The decoder has some other unusual characteristics, which increase the size for no good reason. For example, the stack register value is saved in another register, in order to restore it later. The reason the virus must save the stack register is because of a misuse of the ‘enter’ instruction. The virus requests that the previous stack frame be copied into the new stack frame, but it also requests that a dword be reserved on the stack. This dword is not used, and the reservation could have been avoided. The virus corrects the stack pointer to discard the reservation and the previous stack pointer, but does so by using an ‘add’ instruction that is larger than the two equivalent ‘pop’ instructions (and if no variable space were reserved, then only one ‘pop’ instruction would have been needed). The indirect memory value that was pushed by the ‘enter’ instruction is then popped, leaving the previous stack frame pointer on the stack. This value could have been popped, too, and the combination (assuming that the variable reservation did not exist) would still be shorter than the ‘add’ instruction. Also, by using the ‘pop’ method, the stack pointer would be balanced after the loop finishes, and there would be no need to save the original stack pointer value at all.
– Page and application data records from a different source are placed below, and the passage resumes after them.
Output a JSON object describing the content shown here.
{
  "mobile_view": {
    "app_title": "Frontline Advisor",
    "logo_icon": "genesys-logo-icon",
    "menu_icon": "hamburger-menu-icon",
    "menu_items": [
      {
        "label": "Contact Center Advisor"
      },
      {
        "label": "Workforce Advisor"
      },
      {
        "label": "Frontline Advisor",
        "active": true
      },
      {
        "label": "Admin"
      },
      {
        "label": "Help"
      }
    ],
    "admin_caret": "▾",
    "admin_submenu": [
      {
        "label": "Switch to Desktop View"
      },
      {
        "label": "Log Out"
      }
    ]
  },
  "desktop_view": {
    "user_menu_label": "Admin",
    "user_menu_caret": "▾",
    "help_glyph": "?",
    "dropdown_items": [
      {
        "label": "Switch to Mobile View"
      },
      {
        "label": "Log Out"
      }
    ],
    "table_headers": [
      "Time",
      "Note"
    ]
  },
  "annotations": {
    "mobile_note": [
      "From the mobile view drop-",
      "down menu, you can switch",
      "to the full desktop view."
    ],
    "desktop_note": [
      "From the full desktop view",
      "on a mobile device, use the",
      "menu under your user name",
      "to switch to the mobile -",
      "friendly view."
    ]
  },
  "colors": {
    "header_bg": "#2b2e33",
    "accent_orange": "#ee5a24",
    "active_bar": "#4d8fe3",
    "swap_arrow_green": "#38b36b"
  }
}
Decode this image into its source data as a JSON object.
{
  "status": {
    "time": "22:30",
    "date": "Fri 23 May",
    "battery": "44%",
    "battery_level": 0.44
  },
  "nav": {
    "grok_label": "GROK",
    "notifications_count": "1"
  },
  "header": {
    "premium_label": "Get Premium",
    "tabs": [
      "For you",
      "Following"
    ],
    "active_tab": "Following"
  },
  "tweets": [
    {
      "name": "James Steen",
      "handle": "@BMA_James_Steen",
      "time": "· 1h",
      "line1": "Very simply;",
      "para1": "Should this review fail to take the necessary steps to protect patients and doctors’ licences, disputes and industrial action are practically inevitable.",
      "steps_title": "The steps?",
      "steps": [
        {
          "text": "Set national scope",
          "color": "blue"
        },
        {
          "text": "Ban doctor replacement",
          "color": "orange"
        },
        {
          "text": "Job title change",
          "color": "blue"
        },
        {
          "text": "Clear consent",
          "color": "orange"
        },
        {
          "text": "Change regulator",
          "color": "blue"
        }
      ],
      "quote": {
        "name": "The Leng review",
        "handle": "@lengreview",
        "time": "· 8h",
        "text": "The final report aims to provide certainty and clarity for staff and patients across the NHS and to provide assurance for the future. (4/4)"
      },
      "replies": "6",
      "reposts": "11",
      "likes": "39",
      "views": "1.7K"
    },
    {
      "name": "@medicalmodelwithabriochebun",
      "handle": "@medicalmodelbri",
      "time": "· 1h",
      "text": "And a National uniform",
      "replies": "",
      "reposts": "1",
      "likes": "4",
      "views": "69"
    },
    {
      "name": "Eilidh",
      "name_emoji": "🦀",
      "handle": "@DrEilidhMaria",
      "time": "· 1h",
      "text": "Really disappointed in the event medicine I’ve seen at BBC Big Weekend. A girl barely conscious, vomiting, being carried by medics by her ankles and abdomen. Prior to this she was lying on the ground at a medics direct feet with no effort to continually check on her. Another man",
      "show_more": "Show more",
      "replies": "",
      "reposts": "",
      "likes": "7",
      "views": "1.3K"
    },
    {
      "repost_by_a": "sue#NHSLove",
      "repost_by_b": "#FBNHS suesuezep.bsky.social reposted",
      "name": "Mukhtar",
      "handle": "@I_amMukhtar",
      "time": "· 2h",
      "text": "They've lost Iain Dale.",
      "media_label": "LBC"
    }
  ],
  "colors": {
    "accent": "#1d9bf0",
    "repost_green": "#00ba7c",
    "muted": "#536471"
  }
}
The virus caches the ImageBaseAddress field value in the decoder, even though its value is not altered and it is not used until after the decoding has completed. The way in which the ImageBaseAddress value is used is also strange, given that the virus writer focuses on size optimizations. The virus fetches the ImageBaseAddress value and then adds the original entry point value to it. Instead, the virus could have moved the original entry point into a register, and then added the ImageBaseAddress value to it. This would have required fewer bytes, and avoided the use of another register.

This use of the ‘enter’ instruction is an interesting idea, but the effect is documented (complete with pseudo-code), so there shouldn’t be any surprises for emulators.